- Oui. Il n'y a rien d'inconnu dans la plateforme de dialogue

Le vice-premier ministre du Kosovo, Fatmir Limaj, qui dirige la délégation d'État pour les pourparlers avec la Serbie, a déclaré jeudi que le Kosovo-Serbie doit se terminer par une reconnaissance. Limaj a déclaré que le territoire du Kosovo est incohérent et sans reconnaissance n'a aucun sens dans aucun dialogue. “Il n'y a rien d'inconnu sur la plateforme, c'est à la constitution [...]
Le vice-premier ministre du Kosovo, Fatmir Limaj, qui dirige la délégation d'État pour les pourparlers avec la Serbie, a déclaré jeudi que le Kosovo-Serbie doit se terminer par une reconnaissance.
Limaj a déclaré que le territoire du Kosovo est incohérent et sans reconnaissance n'a aucun sens dans aucun dialogue.
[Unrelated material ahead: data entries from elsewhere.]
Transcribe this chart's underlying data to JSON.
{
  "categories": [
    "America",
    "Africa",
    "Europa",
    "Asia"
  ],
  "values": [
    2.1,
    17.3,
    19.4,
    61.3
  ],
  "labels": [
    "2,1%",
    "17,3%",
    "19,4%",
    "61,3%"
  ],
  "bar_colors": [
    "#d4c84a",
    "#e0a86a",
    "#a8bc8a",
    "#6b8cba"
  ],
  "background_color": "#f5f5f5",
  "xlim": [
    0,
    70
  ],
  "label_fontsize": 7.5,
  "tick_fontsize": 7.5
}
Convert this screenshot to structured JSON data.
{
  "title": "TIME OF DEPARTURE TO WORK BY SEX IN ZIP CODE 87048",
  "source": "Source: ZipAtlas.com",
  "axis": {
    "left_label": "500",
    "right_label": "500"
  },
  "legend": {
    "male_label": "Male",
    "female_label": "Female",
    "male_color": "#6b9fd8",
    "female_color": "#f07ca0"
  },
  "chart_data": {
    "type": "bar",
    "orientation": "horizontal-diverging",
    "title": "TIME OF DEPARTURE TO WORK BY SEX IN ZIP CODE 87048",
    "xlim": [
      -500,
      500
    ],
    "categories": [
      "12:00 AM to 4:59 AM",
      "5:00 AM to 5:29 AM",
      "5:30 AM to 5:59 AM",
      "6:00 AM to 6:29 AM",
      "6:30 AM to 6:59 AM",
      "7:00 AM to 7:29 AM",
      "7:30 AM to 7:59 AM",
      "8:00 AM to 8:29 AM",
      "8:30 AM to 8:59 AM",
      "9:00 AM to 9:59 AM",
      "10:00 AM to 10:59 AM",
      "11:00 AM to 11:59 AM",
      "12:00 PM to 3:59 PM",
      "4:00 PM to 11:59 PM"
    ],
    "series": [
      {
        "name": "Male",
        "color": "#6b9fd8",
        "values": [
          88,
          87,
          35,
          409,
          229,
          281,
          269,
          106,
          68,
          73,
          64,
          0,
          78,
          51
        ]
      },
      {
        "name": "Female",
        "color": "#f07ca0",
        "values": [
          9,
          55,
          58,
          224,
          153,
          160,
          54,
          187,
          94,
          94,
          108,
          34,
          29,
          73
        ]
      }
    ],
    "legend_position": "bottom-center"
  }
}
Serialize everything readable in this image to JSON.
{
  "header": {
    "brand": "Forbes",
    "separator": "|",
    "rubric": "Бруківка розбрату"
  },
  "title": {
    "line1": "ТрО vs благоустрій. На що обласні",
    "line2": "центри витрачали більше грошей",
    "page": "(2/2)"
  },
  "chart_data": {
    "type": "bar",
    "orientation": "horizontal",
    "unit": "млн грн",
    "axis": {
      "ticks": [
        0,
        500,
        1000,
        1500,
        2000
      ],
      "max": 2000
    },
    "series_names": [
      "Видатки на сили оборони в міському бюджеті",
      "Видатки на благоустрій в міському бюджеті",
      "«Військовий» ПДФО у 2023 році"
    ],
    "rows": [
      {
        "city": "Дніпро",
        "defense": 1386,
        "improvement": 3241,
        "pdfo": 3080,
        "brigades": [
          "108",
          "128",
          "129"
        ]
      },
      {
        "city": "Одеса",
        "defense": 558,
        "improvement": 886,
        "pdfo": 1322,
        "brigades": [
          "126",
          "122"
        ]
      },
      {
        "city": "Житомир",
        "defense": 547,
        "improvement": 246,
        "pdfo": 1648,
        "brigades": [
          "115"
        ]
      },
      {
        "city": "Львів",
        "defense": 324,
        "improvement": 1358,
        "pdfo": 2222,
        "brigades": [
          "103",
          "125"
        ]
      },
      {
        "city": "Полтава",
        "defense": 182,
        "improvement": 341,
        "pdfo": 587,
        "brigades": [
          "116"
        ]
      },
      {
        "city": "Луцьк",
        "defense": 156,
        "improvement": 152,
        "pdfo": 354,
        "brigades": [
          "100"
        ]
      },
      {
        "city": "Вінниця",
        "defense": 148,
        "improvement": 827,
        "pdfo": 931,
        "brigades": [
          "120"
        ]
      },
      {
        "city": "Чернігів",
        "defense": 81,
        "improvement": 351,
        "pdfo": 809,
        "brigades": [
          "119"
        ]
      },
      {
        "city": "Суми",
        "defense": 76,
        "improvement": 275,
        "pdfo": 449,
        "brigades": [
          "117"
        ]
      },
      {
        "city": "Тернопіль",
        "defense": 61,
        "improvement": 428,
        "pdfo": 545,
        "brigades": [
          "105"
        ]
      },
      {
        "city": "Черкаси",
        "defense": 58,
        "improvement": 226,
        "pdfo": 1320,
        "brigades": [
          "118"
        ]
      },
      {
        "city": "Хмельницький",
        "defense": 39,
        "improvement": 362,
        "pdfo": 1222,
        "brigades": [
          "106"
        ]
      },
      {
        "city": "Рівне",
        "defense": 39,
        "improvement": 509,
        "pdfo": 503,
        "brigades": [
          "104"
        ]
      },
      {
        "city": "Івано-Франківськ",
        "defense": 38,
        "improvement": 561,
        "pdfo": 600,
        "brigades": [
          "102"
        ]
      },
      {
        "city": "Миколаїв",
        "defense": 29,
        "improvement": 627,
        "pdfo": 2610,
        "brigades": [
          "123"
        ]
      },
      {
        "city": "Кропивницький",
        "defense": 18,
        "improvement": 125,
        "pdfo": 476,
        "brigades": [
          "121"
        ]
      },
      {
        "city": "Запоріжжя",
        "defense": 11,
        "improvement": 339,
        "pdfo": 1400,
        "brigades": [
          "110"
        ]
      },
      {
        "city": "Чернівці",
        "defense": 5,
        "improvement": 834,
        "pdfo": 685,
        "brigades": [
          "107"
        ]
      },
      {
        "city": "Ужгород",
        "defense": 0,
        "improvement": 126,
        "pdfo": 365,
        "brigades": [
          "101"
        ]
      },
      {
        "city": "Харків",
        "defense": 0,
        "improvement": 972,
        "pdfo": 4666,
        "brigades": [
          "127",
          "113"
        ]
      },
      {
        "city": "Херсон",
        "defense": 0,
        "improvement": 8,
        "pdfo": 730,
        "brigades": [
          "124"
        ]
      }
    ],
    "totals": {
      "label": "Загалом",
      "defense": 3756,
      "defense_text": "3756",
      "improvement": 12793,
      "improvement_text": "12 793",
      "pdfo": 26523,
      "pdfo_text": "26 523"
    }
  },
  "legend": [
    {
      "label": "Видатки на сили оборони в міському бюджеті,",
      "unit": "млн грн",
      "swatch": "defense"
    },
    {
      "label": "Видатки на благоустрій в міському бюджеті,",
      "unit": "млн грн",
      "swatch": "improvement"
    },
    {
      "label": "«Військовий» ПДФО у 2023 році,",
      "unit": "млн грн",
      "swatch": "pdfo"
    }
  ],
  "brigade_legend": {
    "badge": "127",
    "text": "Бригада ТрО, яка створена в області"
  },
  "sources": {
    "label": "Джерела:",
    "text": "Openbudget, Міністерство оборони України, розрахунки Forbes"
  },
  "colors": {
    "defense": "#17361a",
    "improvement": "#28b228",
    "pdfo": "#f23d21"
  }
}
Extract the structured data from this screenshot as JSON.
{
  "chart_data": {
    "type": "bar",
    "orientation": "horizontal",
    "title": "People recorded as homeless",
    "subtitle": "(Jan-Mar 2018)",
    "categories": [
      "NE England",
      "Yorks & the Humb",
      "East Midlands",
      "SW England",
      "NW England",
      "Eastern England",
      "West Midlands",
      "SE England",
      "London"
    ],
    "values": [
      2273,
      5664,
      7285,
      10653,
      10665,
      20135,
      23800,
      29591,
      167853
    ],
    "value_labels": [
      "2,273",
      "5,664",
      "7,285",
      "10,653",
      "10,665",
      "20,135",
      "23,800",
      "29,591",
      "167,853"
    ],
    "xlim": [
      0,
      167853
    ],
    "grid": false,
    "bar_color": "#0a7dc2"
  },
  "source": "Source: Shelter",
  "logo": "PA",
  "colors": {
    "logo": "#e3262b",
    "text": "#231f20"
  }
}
Il n'y a rien d'inconnu sur la plateforme, c'est le dérivé de la constitution du Kosovo. Le Kosovo va aux pourparlers. Bruxelles pour reconnaissance. Nous aimons que le Kosovo ait soulevé certains sujets qui nous intéressent à la table et à une partie de l'accord. Enfin, ce processus doit se terminer par une reconnaissance. Des accords qui ouvriraient des perspectives à nos deux pays. Dans ce dialogue, la Serbie doit reconnaître la réalité du Kosovo en tant qu'État indépendant. Je ne sais pas pourquoi tout ce bruit à Belgrade. Ils savent que le Kosovo a une Constitution, ils savent que le Kosovo a déclaré son indépendance. Cette plate-forme est généralement conforme à la Constitution. Nous n'avons toujours pas la position officielle de la Serbie, comme nous le faisons. Le Kosovo est inintelligent sur son territoire, sans reconnaissance, il n'y a aucun sens à un dialogue”, a déclaré Limaj.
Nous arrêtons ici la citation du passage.